Piepers: “Our focus is on prevention; if the cow doesn’t become sick then she doesn’t need to be treated.” She says that for the Flemish region in Belgium, for example, it would be easy to achieve a 30% reduction in on-farm antibiotic use. There would still be variation between farms because each farm is different. If udder health is prioritised on the farm then the reduction can be substantial. But this all depends on various factors, such as the on-farm pathogens, management, health programme, prevention strategies, and so on.

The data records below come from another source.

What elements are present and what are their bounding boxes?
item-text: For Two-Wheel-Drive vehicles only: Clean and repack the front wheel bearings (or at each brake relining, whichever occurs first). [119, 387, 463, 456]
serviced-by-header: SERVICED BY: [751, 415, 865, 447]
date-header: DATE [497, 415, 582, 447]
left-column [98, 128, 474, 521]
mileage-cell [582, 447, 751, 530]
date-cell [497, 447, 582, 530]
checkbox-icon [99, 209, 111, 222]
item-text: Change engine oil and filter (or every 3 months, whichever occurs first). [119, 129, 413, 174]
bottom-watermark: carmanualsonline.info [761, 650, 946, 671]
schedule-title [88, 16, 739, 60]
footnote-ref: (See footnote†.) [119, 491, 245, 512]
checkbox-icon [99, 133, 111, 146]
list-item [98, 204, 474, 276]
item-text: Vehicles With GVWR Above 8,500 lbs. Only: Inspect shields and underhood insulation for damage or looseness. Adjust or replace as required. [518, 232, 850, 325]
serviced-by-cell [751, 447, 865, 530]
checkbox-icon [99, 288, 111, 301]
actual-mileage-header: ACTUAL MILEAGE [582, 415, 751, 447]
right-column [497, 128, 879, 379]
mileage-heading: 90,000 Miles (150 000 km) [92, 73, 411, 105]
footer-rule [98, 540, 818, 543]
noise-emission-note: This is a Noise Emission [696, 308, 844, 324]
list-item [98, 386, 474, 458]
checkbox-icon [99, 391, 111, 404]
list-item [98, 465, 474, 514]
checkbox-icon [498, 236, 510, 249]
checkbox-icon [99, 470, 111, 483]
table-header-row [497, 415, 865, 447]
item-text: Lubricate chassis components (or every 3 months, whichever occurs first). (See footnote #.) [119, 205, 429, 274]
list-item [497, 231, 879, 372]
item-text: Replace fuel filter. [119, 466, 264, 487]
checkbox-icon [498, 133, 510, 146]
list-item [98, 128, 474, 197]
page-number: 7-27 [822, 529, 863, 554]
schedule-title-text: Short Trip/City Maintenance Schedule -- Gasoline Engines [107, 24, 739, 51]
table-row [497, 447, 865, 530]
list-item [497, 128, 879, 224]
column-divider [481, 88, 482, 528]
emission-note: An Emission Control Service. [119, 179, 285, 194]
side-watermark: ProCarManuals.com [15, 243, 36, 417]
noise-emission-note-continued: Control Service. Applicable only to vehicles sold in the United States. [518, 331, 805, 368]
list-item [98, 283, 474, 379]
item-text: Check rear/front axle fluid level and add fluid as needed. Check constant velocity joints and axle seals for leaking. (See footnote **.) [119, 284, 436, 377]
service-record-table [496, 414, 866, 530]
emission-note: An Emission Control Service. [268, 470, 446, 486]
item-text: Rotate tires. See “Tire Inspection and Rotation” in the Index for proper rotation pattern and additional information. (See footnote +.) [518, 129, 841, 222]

“There are some farms that show it is possible to be close to zero mastitis but we have others where it seems to be an impossible task,” Piepers says. “We also have to factor in the farmer’s own skills – it’s important they know their strengths and weaknesses. Can they manage high and extra high-producing cows?
“Not all farmers have the skills to manage these high-producing cows, in which case it’s better to go for cows that produce a bit less but that are more robust health-wise. Some farmers don’t want the stress of the very high-producing cows so they go for a more robust breed and optimal milk production. Sometimes the financial situation does not allow these decisions, but for some farmers this could be a solution for healthier animals,” she states.
“A number of researchers are looking at more effective vaccines. At the moment there’s a lot of research happening around solutions involving bacteriophages, genetics and probiotics for instance,” says De Vliegher.
“But farmers don’t need to wait for solutions. Udder health should be a part of the whole on-farm system – housing, hygiene, health programme, etc. We don’t need a miracle solution, with upgraded management, zero mastitis is feasible. Now that so many cows are producing much more milk, we have to step up the game,” concludes De Vliegher.